Never log the client_secret in plain text server logs. Never expose your main API keys (Client ID / API Key) to the frontend. Only the client_secret is safe to be visible in the browser code.
Best practices for creating PaymentIntents
Use request_id for idempotency
If you try to create a PaymentIntent and the network times out, retrying without a request_id might create a duplicate order. However, if you retry with the unique request_id from the original create request, Airwallex will return the original successful response instead of creating a duplicate.
Pass customer metadata early
Attaching data at creation time improves fraud detection and reporting.
- If you have a
customer_id, pass it during PaymentIntent creation to enable saved card payments. Alternatively, you can provide customer details via thecustomerobject. - Use the
metadataobject to store your internal IDs, for example,{"campaign_id": "summer_sale"}. This data persists on the transaction report for easy reconciliation.
Manage order changes
Shoppers often change their mind after the checkout page loads, for example, adding a coupon or changing shipping.
Do not create a new PaymentIntent.
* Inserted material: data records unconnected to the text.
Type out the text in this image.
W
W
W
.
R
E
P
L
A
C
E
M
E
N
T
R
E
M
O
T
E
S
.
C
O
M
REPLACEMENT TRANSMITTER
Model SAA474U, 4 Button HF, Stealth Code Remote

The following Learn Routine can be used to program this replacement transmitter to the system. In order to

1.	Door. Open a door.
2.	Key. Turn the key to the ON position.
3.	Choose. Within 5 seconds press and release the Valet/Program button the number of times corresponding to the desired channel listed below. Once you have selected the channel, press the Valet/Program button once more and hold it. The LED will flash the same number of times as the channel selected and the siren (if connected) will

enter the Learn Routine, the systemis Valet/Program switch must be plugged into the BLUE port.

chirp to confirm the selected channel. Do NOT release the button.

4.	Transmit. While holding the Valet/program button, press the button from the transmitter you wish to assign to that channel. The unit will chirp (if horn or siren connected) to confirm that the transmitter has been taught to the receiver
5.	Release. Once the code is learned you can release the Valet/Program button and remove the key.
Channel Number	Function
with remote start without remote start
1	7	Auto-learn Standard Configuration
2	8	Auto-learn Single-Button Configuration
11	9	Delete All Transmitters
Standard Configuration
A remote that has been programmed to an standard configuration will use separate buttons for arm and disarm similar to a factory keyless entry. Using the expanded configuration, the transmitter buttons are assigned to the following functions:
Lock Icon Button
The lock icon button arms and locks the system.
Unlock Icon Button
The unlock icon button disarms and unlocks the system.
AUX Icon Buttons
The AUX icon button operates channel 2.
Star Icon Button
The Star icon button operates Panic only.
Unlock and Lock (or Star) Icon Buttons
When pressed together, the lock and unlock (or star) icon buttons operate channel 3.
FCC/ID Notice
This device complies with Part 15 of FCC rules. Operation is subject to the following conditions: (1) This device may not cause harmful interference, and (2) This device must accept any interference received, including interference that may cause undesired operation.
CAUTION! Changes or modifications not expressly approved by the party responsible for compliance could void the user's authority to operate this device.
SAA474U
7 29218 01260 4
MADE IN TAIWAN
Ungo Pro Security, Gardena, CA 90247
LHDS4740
Instead, update the existing PaymentIntent using the Update PaymentIntent API endpoint before the payment is confirmed, i.e., before the user clicks Pay. This avoids duplicate PaymentIntents and makes reconciliation easier.
Handling payment confirmation
When you confirm the PaymentIntent, Airwallex attempts to authorize the amount. Airwallex recommends automatic confirmation using integration options powered by Airwallex.js, that is, Hosted Payment Page, Drop-in Element, Embedded Elements, as the SDK handles confirmation automatically when the user clicks Pay. You do not need to call Confirm a PaymentIntent API endpoint from your server.
Handling asynchronous results
Not all payments succeed immediately. Local payment methods like direct debits or 3D Secure transactions may stay in a PENDING or REQUIRES_CUSTOMER_ACTION status respectively. Rather than relying on the API response alone, always listen to webhooks (payment_intent.succeeded) to fulfill orders. This ensures you capture successful payments even if the user closes their browser window early. See Payment statuses for webhooks emitted for each status.